Help me complete this Top-10 list. I’ll start with the first 5.
1. Achiezer
Rav Chaim Ozer Grodzinski
As European Jewry was on the doorstep of destruction, Rav Chaim Ozer began the introduction to his responsa with a simple question: Is now an appropriate time to publish a sefer? As the world begins to crumble, should we really be printing our Torah thoughts? His answer is inspiring. Yes. “This is the power of the Jewish people,” he writes. “Even when a sword is resting on their neck, the Torah of Hashem is still a joy the entire day.” Amid destruction, he found comfort and strength in building Torah.
2. Igros Moshe
Rav Moshe Feinstein
Decades before Bill Gates famously declared that “content is king,” Rav Moshe began his introduction explaining why the Gemara describes Hakadosh Baruch Hu as tying crowns to the letters of the alef-beis (see Menachos 29b). His introduction remains a classic tribute to the responsibility and the creativity needed to be a posek.
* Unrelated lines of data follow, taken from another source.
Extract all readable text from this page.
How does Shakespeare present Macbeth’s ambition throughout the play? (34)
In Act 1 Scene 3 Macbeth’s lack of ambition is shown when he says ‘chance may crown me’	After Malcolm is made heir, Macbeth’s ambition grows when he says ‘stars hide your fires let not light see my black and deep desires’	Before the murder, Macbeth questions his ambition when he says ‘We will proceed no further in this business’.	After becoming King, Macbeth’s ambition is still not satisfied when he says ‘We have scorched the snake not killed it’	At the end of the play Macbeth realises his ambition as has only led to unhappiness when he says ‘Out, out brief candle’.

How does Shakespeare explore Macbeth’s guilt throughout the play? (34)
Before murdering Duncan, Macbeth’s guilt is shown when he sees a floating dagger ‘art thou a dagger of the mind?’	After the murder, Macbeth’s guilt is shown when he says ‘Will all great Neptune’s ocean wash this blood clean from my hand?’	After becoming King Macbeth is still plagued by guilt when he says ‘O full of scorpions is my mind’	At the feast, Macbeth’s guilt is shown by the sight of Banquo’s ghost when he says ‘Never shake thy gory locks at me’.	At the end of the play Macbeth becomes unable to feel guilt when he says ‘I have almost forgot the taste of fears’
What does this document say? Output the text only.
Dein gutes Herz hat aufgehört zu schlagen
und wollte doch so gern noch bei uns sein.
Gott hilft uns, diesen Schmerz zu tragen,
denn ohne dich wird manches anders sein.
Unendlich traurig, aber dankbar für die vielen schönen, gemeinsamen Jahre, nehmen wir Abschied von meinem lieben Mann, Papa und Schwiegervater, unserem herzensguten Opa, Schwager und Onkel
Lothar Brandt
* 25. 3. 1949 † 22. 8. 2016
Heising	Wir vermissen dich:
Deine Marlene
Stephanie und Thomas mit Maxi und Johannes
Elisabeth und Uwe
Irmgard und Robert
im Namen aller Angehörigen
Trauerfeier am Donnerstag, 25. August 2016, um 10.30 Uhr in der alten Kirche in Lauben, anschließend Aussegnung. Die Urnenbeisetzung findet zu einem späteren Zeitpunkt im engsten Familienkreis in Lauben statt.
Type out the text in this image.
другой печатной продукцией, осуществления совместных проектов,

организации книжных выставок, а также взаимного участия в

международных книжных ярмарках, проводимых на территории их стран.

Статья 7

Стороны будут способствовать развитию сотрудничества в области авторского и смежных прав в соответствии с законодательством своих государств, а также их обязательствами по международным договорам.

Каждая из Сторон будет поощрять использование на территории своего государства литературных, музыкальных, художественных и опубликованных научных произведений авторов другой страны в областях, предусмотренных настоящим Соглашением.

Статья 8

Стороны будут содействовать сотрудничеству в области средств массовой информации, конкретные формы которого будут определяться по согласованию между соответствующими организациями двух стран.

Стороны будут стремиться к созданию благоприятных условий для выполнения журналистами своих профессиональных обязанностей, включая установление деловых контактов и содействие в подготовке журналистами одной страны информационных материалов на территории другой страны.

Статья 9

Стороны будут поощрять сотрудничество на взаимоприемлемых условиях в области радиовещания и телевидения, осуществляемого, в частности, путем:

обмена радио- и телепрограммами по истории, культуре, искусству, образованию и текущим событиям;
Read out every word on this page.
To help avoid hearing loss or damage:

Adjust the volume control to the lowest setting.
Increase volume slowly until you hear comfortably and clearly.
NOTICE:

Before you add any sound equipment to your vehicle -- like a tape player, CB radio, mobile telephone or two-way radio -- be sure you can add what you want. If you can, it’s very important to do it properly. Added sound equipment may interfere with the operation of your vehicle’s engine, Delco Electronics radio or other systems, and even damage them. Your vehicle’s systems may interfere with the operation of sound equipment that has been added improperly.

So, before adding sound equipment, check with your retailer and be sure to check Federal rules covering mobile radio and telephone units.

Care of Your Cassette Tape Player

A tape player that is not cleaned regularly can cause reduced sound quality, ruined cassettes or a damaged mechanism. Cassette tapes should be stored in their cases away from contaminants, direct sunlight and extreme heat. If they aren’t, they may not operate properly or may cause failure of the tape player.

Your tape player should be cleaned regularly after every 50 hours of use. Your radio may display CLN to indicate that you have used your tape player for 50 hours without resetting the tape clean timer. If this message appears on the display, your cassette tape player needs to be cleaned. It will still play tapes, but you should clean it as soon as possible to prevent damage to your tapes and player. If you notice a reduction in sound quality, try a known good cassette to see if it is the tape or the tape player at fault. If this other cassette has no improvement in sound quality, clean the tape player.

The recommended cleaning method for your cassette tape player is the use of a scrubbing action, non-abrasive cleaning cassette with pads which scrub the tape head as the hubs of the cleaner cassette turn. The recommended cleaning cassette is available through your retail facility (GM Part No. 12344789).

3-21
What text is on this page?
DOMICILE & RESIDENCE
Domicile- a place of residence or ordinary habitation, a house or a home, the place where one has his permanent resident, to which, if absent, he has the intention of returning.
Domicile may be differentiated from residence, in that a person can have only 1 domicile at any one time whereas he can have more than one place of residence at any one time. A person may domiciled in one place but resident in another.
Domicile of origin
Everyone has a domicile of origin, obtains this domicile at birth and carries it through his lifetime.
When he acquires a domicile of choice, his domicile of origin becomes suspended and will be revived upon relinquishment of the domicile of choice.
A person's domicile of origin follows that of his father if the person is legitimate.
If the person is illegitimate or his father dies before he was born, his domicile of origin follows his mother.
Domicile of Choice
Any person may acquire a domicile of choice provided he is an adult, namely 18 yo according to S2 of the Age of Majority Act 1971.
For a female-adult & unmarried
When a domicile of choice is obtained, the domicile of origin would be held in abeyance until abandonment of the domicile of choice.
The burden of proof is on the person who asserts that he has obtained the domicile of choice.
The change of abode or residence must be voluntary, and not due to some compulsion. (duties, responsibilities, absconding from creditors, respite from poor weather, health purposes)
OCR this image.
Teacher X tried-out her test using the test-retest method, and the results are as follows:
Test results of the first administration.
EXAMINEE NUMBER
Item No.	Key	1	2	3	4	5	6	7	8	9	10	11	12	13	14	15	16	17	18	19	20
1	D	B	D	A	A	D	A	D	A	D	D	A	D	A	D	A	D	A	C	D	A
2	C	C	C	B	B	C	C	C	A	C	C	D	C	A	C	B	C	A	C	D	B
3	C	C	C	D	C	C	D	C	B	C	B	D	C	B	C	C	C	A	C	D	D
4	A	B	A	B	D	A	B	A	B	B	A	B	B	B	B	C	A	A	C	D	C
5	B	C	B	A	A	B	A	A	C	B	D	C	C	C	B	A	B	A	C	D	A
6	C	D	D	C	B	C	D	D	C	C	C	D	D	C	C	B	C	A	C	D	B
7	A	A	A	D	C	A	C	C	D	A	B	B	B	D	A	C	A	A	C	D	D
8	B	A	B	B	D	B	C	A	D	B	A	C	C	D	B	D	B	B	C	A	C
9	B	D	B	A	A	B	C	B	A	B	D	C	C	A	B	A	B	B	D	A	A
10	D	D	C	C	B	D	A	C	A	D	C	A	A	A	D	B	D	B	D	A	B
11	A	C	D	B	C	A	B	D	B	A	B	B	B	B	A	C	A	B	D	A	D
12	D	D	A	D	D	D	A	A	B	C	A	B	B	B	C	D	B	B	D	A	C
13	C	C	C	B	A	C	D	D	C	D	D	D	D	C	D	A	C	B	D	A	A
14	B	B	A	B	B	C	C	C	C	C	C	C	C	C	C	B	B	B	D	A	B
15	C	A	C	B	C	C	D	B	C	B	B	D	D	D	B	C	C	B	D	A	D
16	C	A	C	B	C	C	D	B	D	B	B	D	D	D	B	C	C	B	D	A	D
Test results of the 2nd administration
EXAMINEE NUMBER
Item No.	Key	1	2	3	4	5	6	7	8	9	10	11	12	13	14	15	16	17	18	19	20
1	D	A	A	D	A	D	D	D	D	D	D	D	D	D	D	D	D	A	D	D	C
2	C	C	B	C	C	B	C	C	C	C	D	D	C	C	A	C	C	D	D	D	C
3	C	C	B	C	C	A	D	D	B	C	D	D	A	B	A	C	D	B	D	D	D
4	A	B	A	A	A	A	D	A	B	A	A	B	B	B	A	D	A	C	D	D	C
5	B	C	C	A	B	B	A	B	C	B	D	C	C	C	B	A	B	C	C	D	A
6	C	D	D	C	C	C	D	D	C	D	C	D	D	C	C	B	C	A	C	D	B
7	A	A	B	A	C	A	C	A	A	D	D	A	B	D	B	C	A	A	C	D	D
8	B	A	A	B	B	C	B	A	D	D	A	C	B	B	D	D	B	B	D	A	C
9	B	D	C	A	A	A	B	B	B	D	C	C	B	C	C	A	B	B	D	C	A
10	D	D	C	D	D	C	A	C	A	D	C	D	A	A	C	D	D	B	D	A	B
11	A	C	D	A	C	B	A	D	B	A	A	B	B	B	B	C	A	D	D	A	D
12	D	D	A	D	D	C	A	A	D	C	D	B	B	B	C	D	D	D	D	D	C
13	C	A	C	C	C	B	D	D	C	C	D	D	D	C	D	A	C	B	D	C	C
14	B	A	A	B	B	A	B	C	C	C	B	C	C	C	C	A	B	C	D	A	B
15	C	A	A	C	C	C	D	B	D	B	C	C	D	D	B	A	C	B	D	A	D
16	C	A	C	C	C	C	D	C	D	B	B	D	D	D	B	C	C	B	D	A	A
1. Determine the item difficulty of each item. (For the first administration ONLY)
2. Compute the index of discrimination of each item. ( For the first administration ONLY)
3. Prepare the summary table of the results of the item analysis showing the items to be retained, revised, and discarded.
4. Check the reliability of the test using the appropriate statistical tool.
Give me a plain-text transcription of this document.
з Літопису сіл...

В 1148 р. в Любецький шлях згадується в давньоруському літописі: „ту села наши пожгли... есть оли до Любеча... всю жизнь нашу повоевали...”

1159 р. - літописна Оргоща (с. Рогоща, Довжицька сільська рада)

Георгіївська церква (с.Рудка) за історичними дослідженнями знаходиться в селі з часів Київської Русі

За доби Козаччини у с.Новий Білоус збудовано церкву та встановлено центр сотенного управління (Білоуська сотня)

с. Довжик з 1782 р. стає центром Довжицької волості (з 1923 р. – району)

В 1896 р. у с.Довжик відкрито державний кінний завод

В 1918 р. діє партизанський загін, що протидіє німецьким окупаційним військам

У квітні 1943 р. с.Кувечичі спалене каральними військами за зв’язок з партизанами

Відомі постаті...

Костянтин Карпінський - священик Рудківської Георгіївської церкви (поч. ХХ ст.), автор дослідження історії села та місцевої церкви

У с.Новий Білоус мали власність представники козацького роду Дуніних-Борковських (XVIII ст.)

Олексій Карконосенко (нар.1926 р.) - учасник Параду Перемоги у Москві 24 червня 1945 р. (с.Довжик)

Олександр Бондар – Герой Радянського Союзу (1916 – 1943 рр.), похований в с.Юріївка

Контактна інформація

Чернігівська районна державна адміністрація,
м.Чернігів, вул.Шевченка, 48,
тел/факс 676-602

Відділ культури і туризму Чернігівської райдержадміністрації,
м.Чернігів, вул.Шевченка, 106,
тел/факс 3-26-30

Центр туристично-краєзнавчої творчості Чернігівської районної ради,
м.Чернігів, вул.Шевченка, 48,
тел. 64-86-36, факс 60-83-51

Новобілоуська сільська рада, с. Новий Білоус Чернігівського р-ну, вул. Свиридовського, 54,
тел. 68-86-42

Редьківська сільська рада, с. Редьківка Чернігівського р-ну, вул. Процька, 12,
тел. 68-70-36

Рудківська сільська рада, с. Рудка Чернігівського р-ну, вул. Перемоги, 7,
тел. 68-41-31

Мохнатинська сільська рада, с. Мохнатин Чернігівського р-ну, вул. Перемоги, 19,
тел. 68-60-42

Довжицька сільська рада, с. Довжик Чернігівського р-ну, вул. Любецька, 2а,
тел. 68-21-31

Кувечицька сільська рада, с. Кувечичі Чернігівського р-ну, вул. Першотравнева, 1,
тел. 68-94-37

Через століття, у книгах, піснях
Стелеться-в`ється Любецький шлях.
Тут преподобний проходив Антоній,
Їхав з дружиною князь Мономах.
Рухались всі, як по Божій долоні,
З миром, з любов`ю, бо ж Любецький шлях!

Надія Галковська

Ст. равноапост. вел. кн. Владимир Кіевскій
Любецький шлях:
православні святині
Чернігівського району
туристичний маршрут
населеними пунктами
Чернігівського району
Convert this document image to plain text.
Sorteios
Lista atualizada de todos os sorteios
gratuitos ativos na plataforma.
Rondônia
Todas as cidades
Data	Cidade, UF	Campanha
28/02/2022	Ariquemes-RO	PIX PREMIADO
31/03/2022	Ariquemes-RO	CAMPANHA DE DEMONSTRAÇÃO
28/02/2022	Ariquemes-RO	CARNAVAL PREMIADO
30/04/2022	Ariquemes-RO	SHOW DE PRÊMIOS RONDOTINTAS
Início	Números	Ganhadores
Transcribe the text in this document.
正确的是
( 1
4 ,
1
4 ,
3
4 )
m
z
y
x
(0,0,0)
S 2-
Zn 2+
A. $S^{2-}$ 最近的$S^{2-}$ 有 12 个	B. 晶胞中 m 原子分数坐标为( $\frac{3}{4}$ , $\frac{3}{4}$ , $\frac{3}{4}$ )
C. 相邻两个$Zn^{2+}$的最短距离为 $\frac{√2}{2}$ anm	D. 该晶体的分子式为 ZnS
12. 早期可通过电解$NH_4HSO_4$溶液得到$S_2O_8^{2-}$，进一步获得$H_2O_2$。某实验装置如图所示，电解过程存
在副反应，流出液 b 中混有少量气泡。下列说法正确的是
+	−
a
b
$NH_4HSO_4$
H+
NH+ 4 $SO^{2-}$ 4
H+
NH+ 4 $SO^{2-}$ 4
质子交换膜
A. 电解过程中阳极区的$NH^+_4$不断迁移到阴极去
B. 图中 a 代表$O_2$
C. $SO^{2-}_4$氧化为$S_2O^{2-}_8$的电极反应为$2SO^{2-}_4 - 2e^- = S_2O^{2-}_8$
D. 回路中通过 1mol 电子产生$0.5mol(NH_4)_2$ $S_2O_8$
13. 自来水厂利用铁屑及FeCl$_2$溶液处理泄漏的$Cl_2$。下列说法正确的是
3. Pachad Yitzchak Shavuos
Rav Yitzchok Hutner
Like the Luchos themselves, Pachad Yitzchak on Shavuos had to be written twice. In 1970, Rav Hutner was on an airplane that was hijacked. Thankfully he and the other passengers returned safely, but the manuscript for Pachad Yiztchak Shavuos, which was with Rav Hutner at the time, was never returned. The introduction talks about the pain of rewriting the work from scratch, and the uniqueness of the joy that follows tragedy. While the original manuscript may have been lost, its imprint endures throughout the sefer.
4. Emes L’Yaakov
Rav Yaakov Kamenetsky
I’ve always felt a disconnect between the grandfatherly sweetness of Rav Yaakov’s portrait and the penetrating analysis and sophistication found in his works. Emes L’Yaakov, in particular, can easily be mistaken for a collection of sweet vertlach. It has those too, but the work could not be more different. In his introduction Rav Yaakov defines the uniqueness of Torah in relation to Neviim and Kesuvim. So even if you’re just a yeshivah guy feeling guilty for your woeful ignorance of Nach, this introduction is worth reading.
5. Dor Revi’i
Rav Moshe Shmuel Glasner
A great-grandson of the Chasam Sofer (fourth generation, get it?), Rav Moshe Shmuel Glasner’s sefer on Chullin is not widely read. His introduction however is astonishing. Rav Glasner presents an incredible approach to the development of Torah shebe’al peh. Not one to shy away from controversy, Rav Glasner, who was niftar in 1924, explains how every generation has contributed a certain originality to Torah. The introduction is an elegant celebration of the novelty and imagination with which every generation approaches Torah.